Friday, June 8, 2007

Li Ho

On Wednesday we decided to dine in Chinatown for dinner before going to see Killer of Sheep at the E Street Cinema. Although DC's Chinatown is nothing compared to its more famous counterparts in Vancouver, San Francisco, and even Seattle where I used to live, I had heard that Li Ho's noodles were tasty and wanted to check it out.



At first glance, I hoped that Li Ho would support my theory, largely developed and supported over numerous cheap meals in Shanghai, that the quality of the food is often inversely correlated with the quality of the decor. Features like the dingy pink paneled walls, familiar paper placemats and Maneki neko statue perched on the counter drew me in. The place seemed primarily to be a takeout place, since that was our server's first question posed to us when we entered "You want takeout or eat here?"
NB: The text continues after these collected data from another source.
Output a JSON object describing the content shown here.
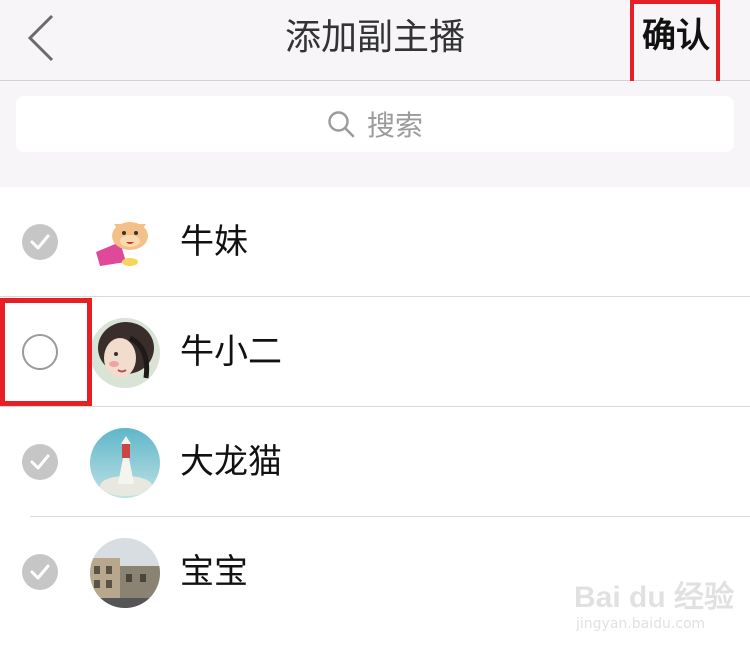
{
  "header": {
    "title": "添加副主播",
    "confirm_label": "确认",
    "back_icon": "chevron-left-icon"
  },
  "search": {
    "placeholder": "搜索",
    "icon": "search-icon"
  },
  "contacts": [
    {
      "name": "牛妹",
      "selected": true,
      "avatar": "cartoon-cow-avatar"
    },
    {
      "name": "牛小二",
      "selected": false,
      "avatar": "sketch-portrait-avatar"
    },
    {
      "name": "大龙猫",
      "selected": true,
      "avatar": "stupa-landscape-avatar"
    },
    {
      "name": "宝宝",
      "selected": true,
      "avatar": "street-building-avatar"
    }
  ],
  "colors": {
    "highlight": "#e51f23",
    "header_bg": "#f7f5f8",
    "check_on": "#c6c6c6",
    "check_off_border": "#9a9a9a"
  },
  "watermark": {
    "brand": "Bai du 经验",
    "url": "jingyan.baidu.com"
  }
}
Taking a cue from the anonymous reviewer that I had stumbled across, I ordered the Xiamen mifen. To my surprise, I switched effortlessly to Mandarin when addressed (in a Southern but not immediately placeable accent) by our waitress (the co-owner? Wife of the owner?). It was comfortingly familiar to listen to the sounds of stir-frying while we waited, stirring up early memories of watching Grandpa with his wok in the restaurant kitchen. When the food arrived, I was mildly disappointed at first glance to see the thin vermicelli strands piled up on the serving dish, since my experience of 'fun,' from childhood meals at my grandparents' dinner table, is of the wide, thick rice noodles slippery with oil that are often stir-fried with beef. However, after my first light and airy (and wok-hey) bite, I was converted. The char siu was nicely flavored and cut into smallish chunks, the egg was your normal greasy (and satisfying) strands, and the baby shrimp were nothing special. The noodles were definitely what made the dish. I'd like to think that my grandfather had such wok chops, and that some day I will, too.

M's duck was just, as we would say, 'ma-ma' (so-so), but the broccoli alongside was cooked just right (i.e., not soggy and limp) and the rice was cooked in a good Chinese style.

I would go back, just for the noodles. You rarely get that kind of taste anywhere but in China (in my limited experience, at least).